TitleAssistant Professor
InstitutionBoston University College of Arts and Sciences
DepartmentChemistry
Address590 Commonwealth Avenue
Boston MA 02215
Phone(617) 358-8584
 Research Expertise & Professional Interests
Xi Ling joined the Department of Chemistry in September 2016. Since 2012 she had been a postdoctoral associate at MIT.

The Ling Group focuses their research interests on the fundamental science and applications of nanomaterials and their hybrid structures. They specialized in the synthesis of two-dimensional (2D) van der Waals materials, their characterization through spectroscopy, and their implementation to develop novel nanodevices. They aim to use their interdisciplinary knowledge to (1) explore an effective method to synthesize functional hybrid nanostructures directly in a controlled manner, (2) reveal the physical nature of such nanomaterials and the interface phenomenon of their hybrid structures using advanced spectroscopy techniques, and (3) develop high performance, multifunctional flexible and transparent devices for energy conversion and chemical sensing. The group shares their core values of learning, innovation, integrity, collaboration and service. The current research interests in Ling’s lab include:

Synthesis of novel inorganic and organic 2D materials & hybrid structures (such as graphene, transition metal dichalcogenides (TMDs), and covalent organic frameworks (COFs)). 2D materials are a group of materials with one or several atomic layer in thickness. Although it has been realized that there are hundreds of members in this family. Few of them can be synthesized on a surface in a large scale. In particular, the hybrid structures among the 2D materials can provide additional functions for the materials, which allows us to fabricate multifunctional nanodevices based on the controllable structures. Utilizing the chemical vapor deposition (CVD) techniques combined with surface engineering, we aim to explore effective methods to synthesize the novel inorganic and organic 2D materials and assemble them in-situ with precious alignment and clean interface.

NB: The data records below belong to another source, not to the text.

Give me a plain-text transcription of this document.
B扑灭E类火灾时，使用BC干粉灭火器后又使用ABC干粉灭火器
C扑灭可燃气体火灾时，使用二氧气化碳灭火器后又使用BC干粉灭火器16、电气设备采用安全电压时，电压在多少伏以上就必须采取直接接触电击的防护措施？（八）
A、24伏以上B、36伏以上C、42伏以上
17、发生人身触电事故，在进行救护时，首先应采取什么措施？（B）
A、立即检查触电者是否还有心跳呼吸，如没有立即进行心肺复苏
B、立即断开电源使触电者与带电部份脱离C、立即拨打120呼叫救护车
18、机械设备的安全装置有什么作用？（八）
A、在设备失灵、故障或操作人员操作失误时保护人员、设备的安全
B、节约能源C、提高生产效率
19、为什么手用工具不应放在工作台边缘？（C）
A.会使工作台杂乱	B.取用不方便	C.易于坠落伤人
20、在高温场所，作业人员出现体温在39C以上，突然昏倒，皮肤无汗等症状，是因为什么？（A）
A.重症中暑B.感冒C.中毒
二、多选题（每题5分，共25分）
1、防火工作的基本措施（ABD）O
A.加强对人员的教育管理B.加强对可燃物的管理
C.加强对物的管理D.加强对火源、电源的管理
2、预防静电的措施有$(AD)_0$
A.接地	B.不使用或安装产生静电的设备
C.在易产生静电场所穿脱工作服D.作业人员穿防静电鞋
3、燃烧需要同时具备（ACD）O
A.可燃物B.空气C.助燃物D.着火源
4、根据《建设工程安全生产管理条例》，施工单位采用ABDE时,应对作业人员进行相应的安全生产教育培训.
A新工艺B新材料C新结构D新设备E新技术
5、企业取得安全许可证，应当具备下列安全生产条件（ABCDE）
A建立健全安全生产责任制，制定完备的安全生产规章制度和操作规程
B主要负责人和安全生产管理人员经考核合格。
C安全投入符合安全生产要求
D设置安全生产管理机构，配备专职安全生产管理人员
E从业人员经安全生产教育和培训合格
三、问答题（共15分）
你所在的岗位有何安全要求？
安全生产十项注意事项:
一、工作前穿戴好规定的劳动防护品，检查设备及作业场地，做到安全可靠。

Spectroscopic characterization of nanomaterials and nanostructures. Spectroscopy techniques (such as Raman spectroscopy, photoluminescence spectroscopy, and absorption spectroscopy) are powerful to study the properties of materials in-depth, as the light-matter interactions involve the physical particles (such as electron, phonon, exciton and trion) whose behaviors decide the properties of the materials. We aim to reveal the optical, electric and thermal properties of the nanomaterials and nanostructures using multiple spectroscopic techniques combined with other nanotechnologies. Beside the intrinsic properties, we are also interested in the properties of the materials or structures under external perturbations (such as temperature, strain and electric field).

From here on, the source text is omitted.